Managing your money: All you need to know about payday loans

by Ryan Yates on July 2, 2014

coinsTaking an in depth look into the media hype around payday loans

Pay day loans have been receiving some particularly bad press in recent weeks, with the latest damning article published by The Telegraph suggesting that many short term loan borrowers are being overcharged to the tune of £45 million.

 

How do Pay Day loans work?

Pay Day loans are designed to be fast access to amounts of up to £1000 for a matter of days up to a month maximum, however as warned by moneysavingsexpert.com, borrowers frequently get caught up in late payment fees that start the downward spiral into unmanageable debt.

 

Some of the familiar players

Many of us have seen adverts on TV for payday loans. Take for example the older animated characters that advertise the wonga.com website for payday loans. They have become iconic figures on their TV ads. Many critics have slammed such well marketed companies for their high interest rates and the way they do business. However, companies such as this offer solutions to educated people that can make savvy financial decisions and of course- can actually pay off the loan on time. It is not for vulnerable people who are poorly educated and can’t make a proper decision with regards to their finance.

 

Getting people educated

Education is essential to the prevention of debt, and a recent article published by The Guardian suggests that better financial sense could and should be taught in schools up and down the country to prepare our children for life in the real world where careful money management is a necessity.

 

Are there any alternatives?

The higher cost of payday loans from lenders can deter those for whom money is particularly tight, and therefore they may choose to consider taking out a larger loan that has a better interest rate. Moneysupermarket.com compares the rates of hundreds of lenders for larger amounts, as banks and other lenders can offer far more attractive rates when you borrow in excess of £1000 over a period of 1 year or more. However it is often the case that borrowers aren’t looking to be tied in to a lengthy repayment contract and prefer the convenience of a more short term solution, and other options include taking out a credit card or using an agreed overdraft to bridge the gap temporarily until income arrives.

 

Time to get money smart

It is fair to say that most reputable payday loan companies make no secret of the interest charges and late payment fees applicable to each borrower, therefore it begs the question who is really to blame for the debt that people accrue? Surely the borrower themselves knows their personal financial situation better than anyone and so should be able to make an informed decision as to whether they can actually afford the loan repayments prior to agreeing a loan in the first place.

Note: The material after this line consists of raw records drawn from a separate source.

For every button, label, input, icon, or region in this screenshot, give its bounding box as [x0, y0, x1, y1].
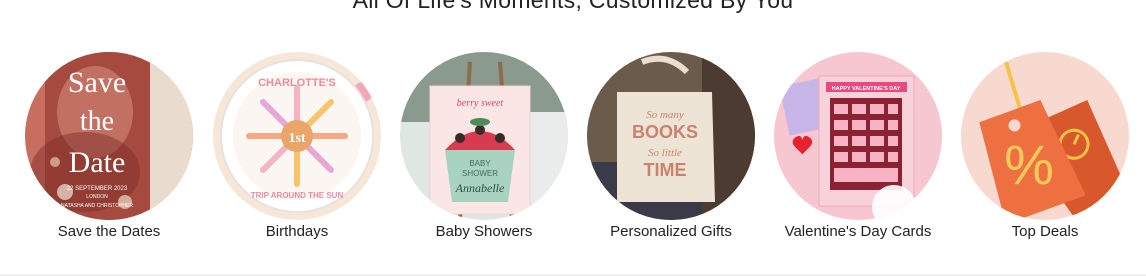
- std-date-text: Date: [69, 146, 126, 179]
- baby-line2: SHOWER: [462, 169, 498, 178]
- std-names: NATASHA AND CHRISTOPHER: [61, 203, 133, 209]
- category-save-the-dates[interactable]: Save the Date 22 SEPTEMBER 2023 LONDON N…: [14, 52, 204, 240]
- birthdays-image: 1st CHARLOTTE'S TRIP AROUND THE SUN: [213, 52, 381, 220]
- bday-center-text: 1st: [288, 131, 305, 146]
- category-valentines-day-cards[interactable]: HAPPY VALENTINE'S DAY Valentine's Day Ca…: [763, 52, 953, 240]
- std-save-text: Save: [68, 66, 126, 99]
- baby-line1: BABY: [469, 159, 491, 168]
- std-city: LONDON: [86, 194, 108, 200]
- bday-bottom-text: TRIP AROUND THE SUN: [251, 191, 344, 200]
- val-banner: HAPPY VALENTINE'S DAY: [832, 86, 901, 92]
- section-heading: All Of Life's Moments, Customized By You: [352, 0, 794, 13]
- save-the-dates-image: Save the Date 22 SEPTEMBER 2023 LONDON N…: [25, 52, 193, 220]
- bday-top-text: CHARLOTTE'S: [258, 77, 336, 89]
- category-label: Birthdays: [265, 223, 329, 240]
- category-label: Personalized Gifts: [610, 223, 732, 240]
- category-row: Save the Date 22 SEPTEMBER 2023 LONDON N…: [0, 52, 1146, 252]
- gift-line2: BOOKS: [632, 122, 698, 142]
- valentines-day-cards-image: HAPPY VALENTINE'S DAY: [774, 52, 942, 220]
- category-label: Valentine's Day Cards: [784, 223, 932, 240]
- category-label: Top Deals: [1011, 223, 1079, 240]
- gift-line3: So little: [648, 147, 682, 159]
- gift-line4: TIME: [644, 160, 687, 180]
- personalized-gifts-image: So many BOOKS So little TIME: [587, 52, 755, 220]
- category-label: Save the Dates: [57, 223, 161, 240]
- std-date-line: 22 SEPTEMBER 2023: [67, 186, 128, 192]
- category-birthdays[interactable]: 1st CHARLOTTE'S TRIP AROUND THE SUN Birt…: [202, 52, 392, 240]
- baby-top-text: berry sweet: [457, 98, 504, 109]
- baby-showers-image: berry sweet BABY SHOWER Annabelle: [400, 52, 568, 220]
- deals-symbol: %: [1004, 133, 1054, 196]
- top-deals-image: %: [961, 52, 1129, 220]
- baby-name: Annabelle: [455, 181, 505, 195]
- category-baby-showers[interactable]: berry sweet BABY SHOWER Annabelle Baby S…: [389, 52, 579, 240]
- category-label: Baby Showers: [435, 223, 533, 240]
- gift-line1: So many: [646, 109, 684, 121]
- category-top-deals[interactable]: % Top Deals: [950, 52, 1140, 240]
- category-personalized-gifts[interactable]: So many BOOKS So little TIME Personalize…: [576, 52, 766, 240]
- std-the-text: the: [80, 106, 114, 137]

There are several fantastic charities available to assist local authorities, schools and councils with how to deliver a successful budgeting course or enable them to correctly signpost children and families on where they can find this information for themselves.

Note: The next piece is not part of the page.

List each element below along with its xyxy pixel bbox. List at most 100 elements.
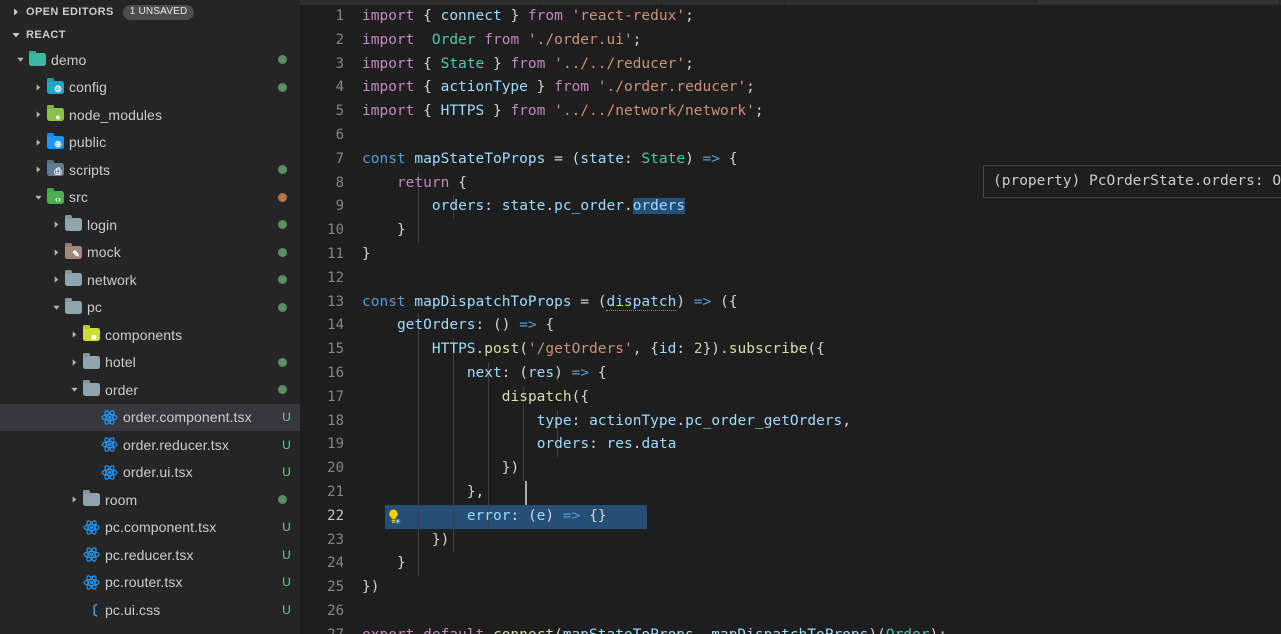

Pay day loans are indeed a high interest method of accessing small amounts of money instantly to be repaid within the month, and it is made clear from the outset that they are not intended for regular or prolonged use. The majority of borrowers using the payday loan facilities need to bridge a funding gap due to an emergency or unforeseen circumstance requiring a considerable sum of money that they just do not have access to, however the sensational Telegraph title is unfair to the millions of satisfied payday loan customers who have repaid their loans on time and so avoided excessive charges or late repayment fees.

 

Recession led rise in payday loan popularity

In recent years Britain has faced extreme economic challenges that have resulted in the need for more and more people to access short term loan facilities to make ends meet. With thousands of people across the UK have been made redundant or laid off, the demand for finance to cover every day bills such as rent, mortgage and utility bills has reached an all-time high and shows no signs of slowing down anytime soon.

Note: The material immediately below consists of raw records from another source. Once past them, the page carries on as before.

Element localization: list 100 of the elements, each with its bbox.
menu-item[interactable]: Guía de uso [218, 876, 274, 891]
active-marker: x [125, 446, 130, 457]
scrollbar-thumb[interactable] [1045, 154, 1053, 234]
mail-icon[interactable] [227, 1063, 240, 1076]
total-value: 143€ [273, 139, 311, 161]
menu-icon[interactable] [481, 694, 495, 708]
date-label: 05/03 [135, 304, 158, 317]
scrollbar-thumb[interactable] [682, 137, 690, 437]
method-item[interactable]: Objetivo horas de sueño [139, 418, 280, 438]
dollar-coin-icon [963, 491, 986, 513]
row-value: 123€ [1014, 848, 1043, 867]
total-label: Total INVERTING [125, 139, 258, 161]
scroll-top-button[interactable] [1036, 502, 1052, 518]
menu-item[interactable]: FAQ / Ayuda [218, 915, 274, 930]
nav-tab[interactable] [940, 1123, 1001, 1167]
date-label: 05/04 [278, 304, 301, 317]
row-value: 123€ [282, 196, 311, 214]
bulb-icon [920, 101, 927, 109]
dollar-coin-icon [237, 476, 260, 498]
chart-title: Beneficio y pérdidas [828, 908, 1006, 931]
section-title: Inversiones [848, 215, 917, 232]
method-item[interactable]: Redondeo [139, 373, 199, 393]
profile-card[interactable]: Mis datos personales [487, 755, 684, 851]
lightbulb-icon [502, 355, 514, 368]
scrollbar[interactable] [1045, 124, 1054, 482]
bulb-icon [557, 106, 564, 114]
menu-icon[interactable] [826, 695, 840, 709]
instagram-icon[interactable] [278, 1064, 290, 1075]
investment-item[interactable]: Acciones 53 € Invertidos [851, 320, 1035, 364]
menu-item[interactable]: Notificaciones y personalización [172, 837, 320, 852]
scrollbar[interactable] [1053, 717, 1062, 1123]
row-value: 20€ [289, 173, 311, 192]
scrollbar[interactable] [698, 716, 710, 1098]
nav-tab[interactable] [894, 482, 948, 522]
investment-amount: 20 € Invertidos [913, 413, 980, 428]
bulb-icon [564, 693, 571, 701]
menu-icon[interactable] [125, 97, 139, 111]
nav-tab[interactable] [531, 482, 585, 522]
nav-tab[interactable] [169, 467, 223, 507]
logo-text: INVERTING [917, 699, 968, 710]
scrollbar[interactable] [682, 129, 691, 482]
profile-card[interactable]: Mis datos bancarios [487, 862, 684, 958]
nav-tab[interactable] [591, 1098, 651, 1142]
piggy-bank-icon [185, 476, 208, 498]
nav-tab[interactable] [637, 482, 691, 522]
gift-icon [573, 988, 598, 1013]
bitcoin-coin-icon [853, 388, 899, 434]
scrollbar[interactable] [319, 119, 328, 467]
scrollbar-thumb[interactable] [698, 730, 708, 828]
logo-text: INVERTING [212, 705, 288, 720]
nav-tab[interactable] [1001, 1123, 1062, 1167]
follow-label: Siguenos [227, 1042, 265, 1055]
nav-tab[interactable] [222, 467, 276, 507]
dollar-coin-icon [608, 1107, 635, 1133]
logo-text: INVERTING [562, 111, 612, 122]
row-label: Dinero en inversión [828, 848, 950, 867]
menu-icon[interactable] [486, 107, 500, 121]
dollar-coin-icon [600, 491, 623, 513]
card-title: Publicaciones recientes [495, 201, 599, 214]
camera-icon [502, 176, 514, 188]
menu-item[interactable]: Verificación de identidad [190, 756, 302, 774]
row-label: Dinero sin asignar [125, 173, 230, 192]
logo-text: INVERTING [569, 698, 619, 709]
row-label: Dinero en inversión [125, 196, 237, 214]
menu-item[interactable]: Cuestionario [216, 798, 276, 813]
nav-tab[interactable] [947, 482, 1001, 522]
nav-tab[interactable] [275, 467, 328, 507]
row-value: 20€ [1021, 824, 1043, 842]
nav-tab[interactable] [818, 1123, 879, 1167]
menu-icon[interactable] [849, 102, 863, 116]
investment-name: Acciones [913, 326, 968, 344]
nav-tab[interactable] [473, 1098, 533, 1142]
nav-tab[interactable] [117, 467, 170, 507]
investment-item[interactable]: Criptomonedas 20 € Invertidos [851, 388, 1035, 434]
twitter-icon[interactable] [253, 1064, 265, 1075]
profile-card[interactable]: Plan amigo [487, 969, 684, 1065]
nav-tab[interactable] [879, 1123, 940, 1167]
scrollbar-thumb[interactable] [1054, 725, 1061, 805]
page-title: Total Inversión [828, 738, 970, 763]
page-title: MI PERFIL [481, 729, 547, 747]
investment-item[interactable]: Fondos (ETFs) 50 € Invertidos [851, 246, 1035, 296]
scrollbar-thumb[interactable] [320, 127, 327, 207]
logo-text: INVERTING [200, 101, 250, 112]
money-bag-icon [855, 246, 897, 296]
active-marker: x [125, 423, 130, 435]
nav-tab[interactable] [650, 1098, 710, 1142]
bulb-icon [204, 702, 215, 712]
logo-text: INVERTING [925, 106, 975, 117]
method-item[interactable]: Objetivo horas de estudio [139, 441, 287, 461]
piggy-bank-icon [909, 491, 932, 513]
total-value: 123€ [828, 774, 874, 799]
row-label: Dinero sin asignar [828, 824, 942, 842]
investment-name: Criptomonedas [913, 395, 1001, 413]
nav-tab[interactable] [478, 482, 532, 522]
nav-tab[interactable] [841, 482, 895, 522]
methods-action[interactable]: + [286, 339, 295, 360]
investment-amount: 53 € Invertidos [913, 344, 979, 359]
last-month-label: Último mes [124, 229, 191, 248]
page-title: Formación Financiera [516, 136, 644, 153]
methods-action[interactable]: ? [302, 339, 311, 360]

All in all, it has to be said that any loan agreement whether it is for £100 or 10,000 presents very real risks to the borrower if the amount borrowed exceeds their personal funds or ability to repay within the agreed time frame. However we need to stop shifting the blame on to others in our scapegoat society and take responsibility for our own lives, our own decision and our own financial behaviour. If we cannot repay the payday loan before the end of the week then we should not be taking the loan out in the first place.

 

Author Bio

This writer is likes to write about upcoming and pressing financial issues and challenging the media hype around a topic.

 

{ 1 comment… read it below or add one }

Ashley July 5, 2014 at 12:38 pm

Payday loans are the absolute worst! I was introduced to them by my mom and it got so bad that I had 6 or 7 loans out at the same time. I decided to get out of the cycle and made a plan and stuck with it. It was pretty rough, but I haven’t been to a payday loan center in years.